The changes of TOC (a) and recycling tests (b) of BFO NMPs under optimized conditions for 5 cycles

The visible light photocatalytic stability of the BFO NMPs was investigated by recycling photodegradation experiments under optimized conditions for 5 cycles. After every cycle, the photocatalyst was separated by external magnet, then dried at 60 °C for 10 h and then reused in the next cycle. The degradation efficiencies of BFA for different cycles after visible light irradiation is displayed in Fig.5b. the Figure shows that the photodegradation efficiency decreases slightly with the increment of cycles and is still over 82% of that for the first cycling run at the fifth cycle, indicating that the visible light photocatalytic stability of the investigated nanocomposites is well. Meanwhile, a small amount of bismuth and iron leaching from BFO was observed (ranging from 0.01 to 0.005 mg/L for Bi and 0.158 to 0.11 mg/L for Fe) during 5 reuse cycles, suggesting good stability of catalyst (Fig. 5c). The high stability of the nanoparticles can be attributed to its metal- oxide structure.

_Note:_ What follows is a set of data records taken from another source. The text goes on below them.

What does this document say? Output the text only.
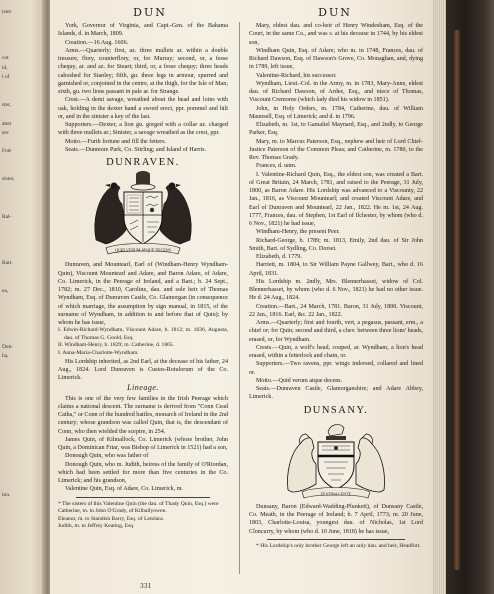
ister
cot
id,
l of
ster,
atter
ere
Fod-
sister,
Ral-
Bart.
ea,
Dun-
ha,
ton.
DUN	DUN

York, Governor of Virginia, and Capt.-Gen. of the Bahama Islands, d. in March, 1809.

Creation.—16 Aug. 1606.

Arms.—Quarterly; first, az. three mullets ar. within a double tressure, flory, counterflory, or, for Murray; second, or, a fesse chequy, ar. and az. for Stuart; third, or, a fesse chequy; three heads caboshed for Stanley; fifth, gu. three legs in armour, spurred and garnished or, conjoined in the centre, at the thigh, for the Isle of Man; sixth, gu. two lions passant in pale ar. for Strange.

Crest.—A demi savage, wreathed about the head and loins with oak, holding in the dexter hand a sword erect, ppr. pommel and hilt or, and in the sinister a key of the last.

Supporters.—Dexter, a lion gu. gorged with a collar az. charged with three mullets ar.; Sinister, a savage wreathed as the crest, ppr.

Motto.—Furth fortune and fill the fetters.

Seats.—Dunmore Park, Co. Stirling; and Island of Harris.

DUNRAVEN.
QUID VERUM ATQUE DECENS

Dunraven, and Mountearl, Earl of (Windham-Henry Wyndham-Quin), Viscount Mountearl and Adare, and Baron Adare, of Adare, Co. Limerick, in the Peerage of Ireland, and a Bart.; b. 24 Sept., 1782; m. 27 Dec., 1810, Caroline, dau. and sole heir of Thomas Wyndham, Esq. of Dunraven Castle, Co. Glamorgan (in consequence of which marriage, the assumption by sign manual, in 1815, of the surname of Wyndham, in addition to and before that of Quin); by whom he has issue,

I. Edwin-Richard-Wyndham, Viscount Adare, b. 1812; m. 1836, Augusta, dau. of Thomas G. Goold, Esq.

II. Windham-Henry, b. 1829; m. Catherine, d. 1865.

I. Anna-Maria-Charlotte-Wyndham.

His Lordship inherited, as 2nd Earl, at the decease of his father, 24 Aug., 1824. Lord Dunraven is Custos-Rotulorum of the Co. Limerick.

Lineage.

This is one of the very few families in the Irish Peerage which claims a national descent. The surname is derived from "Conn Cead Catha," or Conn of the hundred battles, monarch of Ireland in the 2nd century; whose grandson was called Quin, that is, the descendant of Conn, who then wielded the sceptre, in 254.

James Quin, of Kilmallock, Co. Limerick (whose brother, John Quin, a Dominican Friar, was Bishop of Limerick in 1521) had a son,

Donough Quin, who was father of

Donough Quin, who m. Judith, heiress of the family of O'Riordan, which had been settled for more than five centuries in the Co. Limerick; and his grandson,

Valentine Quin, Esq. of Adare, Co. Limerick, m.

* The sisters of this Valentine Quin (the dau. of Thady Quin, Esq.) were

Catherine, m. to John O'Grady, of Kilballyowen.

Eleanor, m. to Standish Barry, Esq. of Lemlara.

Judith, m. to Jeffrey Keating, Esq.

Mary, eldest dau. and co-heir of Henry Windesham, Esq. of the Court, in the same Co., and was s. at his decease in 1744, by his eldest son,

Windham Quin, Esq. of Adare; who m. in 1748, Frances, dau. of Richard Dawson, Esq. of Dawson's Grove, Co. Monaghan, and, dying in 1789, left issue,

Valentine-Richard, his successor.

Wyndham, Lieut.-Col. in the Army, m. in 1783, Mary-Anne, eldest dau. of Richard Dawson, of Ardee, Esq., and niece of Thomas, Viscount Cremorne (which lady died his widow in 1851).

John, in Holy Orders, m. 1784, Catherine, dau. of William Maunsell, Esq. of Limerick; and d. in 1796.

Elizabeth, m. 1st, to Gamaliel Maynard, Esq., and 2ndly, to George Parker, Esq.

Mary, m. to Marcus Paterson, Esq., nephew and heir of Lord Chief-Justice Paterson of the Common Pleas; and Catherine, m. 1780, to the Rev. Thomas Grady.

Frances, d. unm.

I. Valentine-Richard Quin, Esq., the eldest son, was created a Bart. of Great Britain, 24 March, 1781, and raised to the Peerage, 31 July, 1800, as Baron Adare. His Lordship was advanced to a Viscounty, 22 Jan., 1816, as Viscount Mountearl; and created Viscount Adare, and Earl of Dunraven and Mountearl, 22 Jan., 1822. He m. 1st, 24 Aug. 1777, Frances, dau. of Stephen, 1st Earl of Ilchester, by whom (who d. 6 Nov., 1821) he had issue,

Windham-Henry, the present Peer.

Richard-George, b. 1789; m. 1813, Emily, 2nd dau. of Sir John Smith, Bart. of Sydling, Co. Dorset.

Elizabeth, d. 1779.

Harriett, m. 1804, to Sir William Payne Gallwey, Bart., who d. 16 April, 1831.

His Lordship m. 2ndly, Mrs. Blennerhasset, widow of Col. Blennerhasset, by whom (who d. 6 Nov., 1821) he had no other issue. He d. 24 Aug., 1824.

Creation.—Bart., 24 March, 1781. Baron, 31 July, 1800. Viscount, 22 Jan., 1816. Earl, &c. 22 Jan., 1822.

Arms.—Quarterly; first and fourth, vert, a pegasus, passant, erm., a chief or; for Quin; second and third, a chev. between three lions' heads, erased, or, for Wyndham.

Crests.—Quin, a wolf's head, couped, ar. Wyndham, a lion's head erased, within a fetterlock and chain, or.

Supporters.—Two ravens, ppr. wings indorsed, collared and lined or.

Motto.—Quid verum atque decens.

Seats.—Dunraven Castle, Glamorganshire; and Adare Abbey, Limerick.

DUNSANY.
FESTINA LENTE

Dunsany, Baron (Edward-Wadding-Plunkett), of Dunsany Castle, Co. Meath, in the Peerage of Ireland; b. 7 April, 1773; m. 20 June, 1803, Charlotte-Louisa, youngest dau. of Nicholas, 1st Lord Cloncurry, by whom (who d. 10 June, 1818) he has issue,

* His Lordship's only brother George left an only dau. and heir, Headfort.

331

Comparison with previous studies

The efficacy of the proposed systems in terms of BPA degradation efficiency was compared with the obtained results from previous studies over the last decade. Table 4 presents a summary of the findings. It can be clearly found that the BFO + UV system has a higher degradation capacity than the other methods. On the other hand, the optimum dose and time have a lower value than the majority of studies conducted so far. Based on the evidence, it can be reported that BFO MNPs with radiation visible light system has a good ability to remove BPA and can be used promisingly in the treatment (oxidation) of pollutants.

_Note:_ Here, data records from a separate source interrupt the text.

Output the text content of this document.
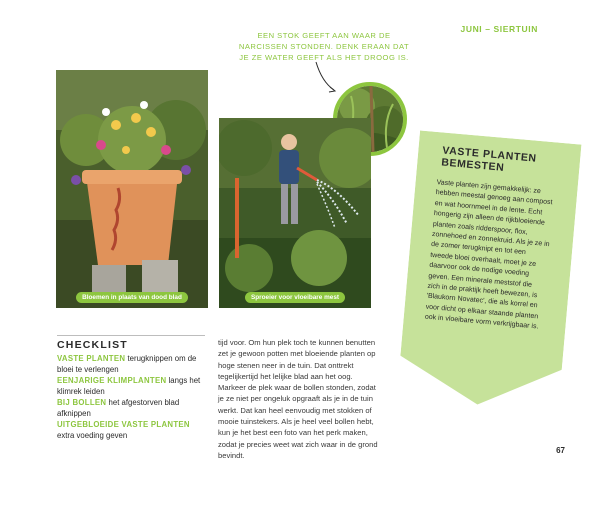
JUNI – SIERTUIN
EEN STOK GEEFT AAN WAAR DE NARCISSEN STONDEN. DENK ERAAN DAT JE ZE WATER GEEFT ALS HET DROOG IS.
Bloemen in plaats van dood blad	Sproeier voor vloeibare mest
CHECKLIST
VASTE PLANTEN terugknippen om de bloei te verlengen
EENJARIGE KLIMPLANTEN langs het klimrek leiden
BIJ BOLLEN het afgestorven blad afknippen
UITGEBLOEIDE VASTE PLANTEN extra voeding geven
tijd voor. Om hun plek toch te kunnen benutten zet je gewoon potten met bloeiende planten op hoge stenen neer in de tuin. Dat onttrekt tegelijkertijd het lelijke blad aan het oog. Markeer de plek waar de bollen stonden, zodat je ze niet per ongeluk opgraaft als je in de tuin werkt. Dat kan heel eenvoudig met stokken of mooie tuinstekers. Als je heel veel bollen hebt, kun je het best een foto van het perk maken, zodat je precies weet wat zich waar in de grond bevindt.
VASTE PLANTEN BEMESTEN
Vaste planten zijn gemakkelijk: ze hebben meestal genoeg aan compost en wat hoornmeel in de lente. Echt hongerig zijn alleen de rijkbloeiende planten zoals ridderspoor, flox, zonnehoed en zonnekruid. Als je ze in de zomer terugknipt en tot een tweede bloei overhaalt, moet je ze daarvoor ook de nodige voeding geven. Een minerale meststof die zich in de praktijk heeft bewezen, is 'Blaukorn Novatec', die als korrel en voor dicht op elkaar staande planten ook in vloeibare vorm verkrijgbaar is.
67
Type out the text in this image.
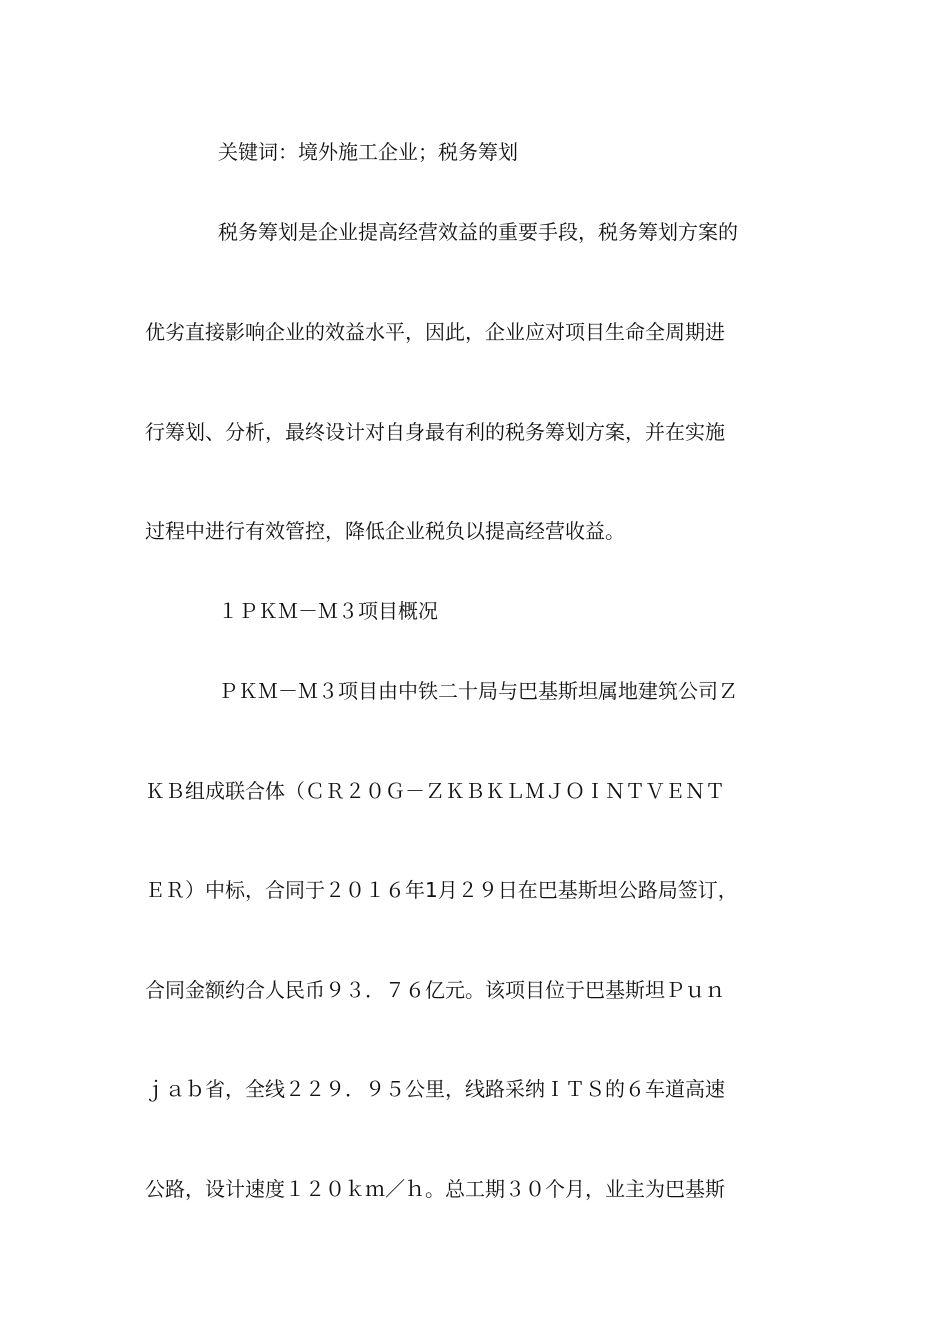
关键词：境外施工企业；税务筹划
税务筹划是企业提高经营效益的重要手段，税务筹划方案的
优劣直接影响企业的效益水平，因此，企业应对项目生命全周期进
行筹划、分析，最终设计对自身最有利的税务筹划方案，并在实施
过程中进行有效管控，降低企业税负以提高经营收益。
１ＰＫＭ－Ｍ３项目概况
ＰＫＭ－Ｍ３项目由中铁二十局与巴基斯坦属地建筑公司Ｚ
ＫＢ组成联合体（ＣＲ２０Ｇ－ＺＫＢＫＬＭＪＯＩＮＴＶＥＮＴ
ＥＲ）中标，合同于２０１６年1月２９日在巴基斯坦公路局签订，
合同金额约合人民币９３．７６亿元。该项目位于巴基斯坦Ｐｕｎ
ｊａｂ省，全线２２９．９５公里，线路采纳ＩＴＳ的６车道高速
公路，设计速度１２０ｋｍ／ｈ。总工期３０个月，业主为巴基斯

Table 4 Comparison of BPA degradation in photocatalytic process under visible light irradiation reported in the literature

Degradation mechanism

Based on studies by Jiao [63], Nguyen [64] and Zhu [65] et al., the degradation intermediates were identified by GC-MS analysis and five main aromatic intermediates were determined including 2,2-bis(4-hydroxyphenyl)-1-propanol (m/z 230), 4-hydroxybenzoate (m/z 138), 4-hydroxyacetophenone (m/z 136), formic acid (m/z 46) and acetic acid (m/z 60). The BPA photocatalytic degradation mechanism can be supposed as follows; firstly, both photogenerated holes and hydroxyl radicals attack quaternary carbon atoms in BPA, resulting in the formation 2,2-bis(4- hydroxyphenyl)-1-propanol. Secondly, the covalent band between C–C bond of 2,2-bis(4-hydroxyphenyl)-1-propanol maybe attacked by hydroxyl radicals or via C-C scission reaction, which leads to the production of 4-hydroxyacetophenone and 4-hydroxybenzoate. Moreover, these intermediates compound could be oxidized to acetic acids and formic acids. Ultimately, the aromatic intermediates were degraded into ring-opening (branch chain) compounds and then sebsequently mineralized into H2O and CO2, resulting in the reduction of TOC concentration. Based on the identified intermediate products, a possible degradation pathway of BPA by BFO MNPs under visible light was proposed primarily (Fig. 6).

Fig. 6
figure 6

Proposed photodegradation mechanism and pathway of BPA over BFO MNPs under visible light irradiation

Conclusions

In the present study, BFO MNPs was synthesized and was successfully developed for BPA treatment from queues solution. A multi-response optimization based on CCD approach was applied to predict and optimize the effect of pH, contact time, catalyst dosage and BPA concentration on BPA removal. The results of ANOVA test revealed that the effect of main parameters on the performance of the BPA removal was significant with Prob > F < = 0.05. The Fmodel = 40.87 and P-values = 0.0001 show that model terms have significant effect on degradation process. The higher predicted degradation efficiency (100%) is obtained at pH = 4.042, catalyst dose = 7.617 mg, contact time = 122.742 min and BPA concentration = 15.065 mg/L. Reusability of BFO NMPs for 5 successive cycles showed a decrease in efficiency about 18%. As a result, the findings in this paper indicated that BFO MNPs visible light iradation could be used as an efficient method for decreasing BPA compound from aqueous solution.